Trees and Climate Change: How Forests Benefit the Climate
Trees and Climate Change: How Forests Benefit the Climate
The Relationship Between Trees and Carbon Dioxide
In recent years, trees have gotten a lot of attention as a top climate change solution. And while that remains true, in order for our collective climate efforts to succeed, reforestation needs to happen alongside other critical actions—such as reducing global emissions and protecting existing forests. That said, planting the right trees in the right place, at the right time, and for the right reasons, is a powerful Nature-based Solution.
So how do trees do it? Most people know they produce oxygen and absorb carbon from the atmosphere, but trees do so much more than that. Interested to learn more about the relationship between trees and the climate? Keep reading to find out!
How Trees Impact the Climate
Healthy forests play a critical role in regulating our planetary systems — and have a measurable and observable affect on the climate and atmosphere. Here are just a few:
Trees Absorb Carbon
Forests combat climate change by absorbing carbon dioxide from the atmosphere and storing it in their biomass. According to World Resource Institute's Global Forest Review, the world’s existing forests absorb a net 7.6 billion metric tons of carbon from the atmosphere each year — equivalent to about 30% of what is emitted every year.
And Other Gaseous Pollutants
Trees remove many other harmful airborne pollutants that are associated with climate change. These include gaseous pollutants (gaseous molecules in the air) such as sulfur dioxide, nitrogen dioxide, carbon monoxide, and ozone, as well as particulate matter (a mixture of solid particle and liquid droplets in the air) like soot, smoke, dust, and organic chemicals.

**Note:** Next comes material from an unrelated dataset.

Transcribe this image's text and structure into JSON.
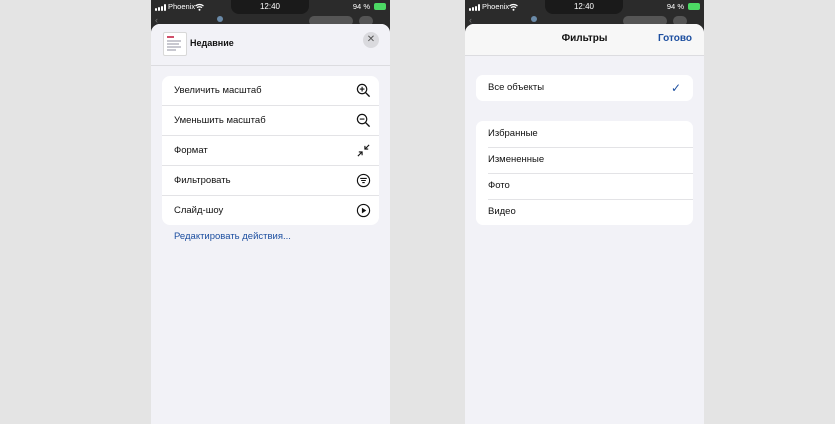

Trees regulate temperatures
Trees and forests regulate temperatures in urban and rural landscapes. This reduces the amount of energy that’s needed to maintain safe indoor temperatures. Studies show that temperatures in urban areas can vary by 12-18°F between neighborhoods—and much of that variation can be attributed to differences in tree cover and green space.
Trees and Vegetation Absorb Stormwater
Healthy forests absorb rainwater and slow its movement, reducing flooding—and protecting soil integrity and water quality. Approximately 44% of the carbon that forests store is stored in the first meter of forest soils—making soil conservation a critical benefit of forests. Their ability to absorb and slow rainwater also helps increase the climate change resilience of forests, related ecosystems, and nearby communities.
Trees Protect Biodiversity
Forests contain 60,000 tree species, 80% of amphibian species, 75% of bird species, and 68% of the world's mammal species. Protecting and restoring biodiversity across all ecosystem types is critical in the fight against climate change.
Combined, land and ocean ecosystems absorb around half of all greenhouse gases emitted through human activities. Biodiversity and climate profoundly impact each other — and protecting biodiversity is a critical part of the climate fight.
For all of the climate benefits that trees provide, the relationship between trees and climate is more complex than you might think. Because trees store carbon in their biomass, they also release it when they die and decompose naturally, get cut down, when they burn an a forest fire, and more. They also naturally emit carbon during their life cycle — about half of what they absorb.
Conclusion
All of this underscores how critical it is to conserve existing forests, so they may live out their life span—not have it cut short by deforestation, natural disasters, changing climate conditions, and more. But while reforestation alone won't solve the climate crisis, it's still an important part of the solution.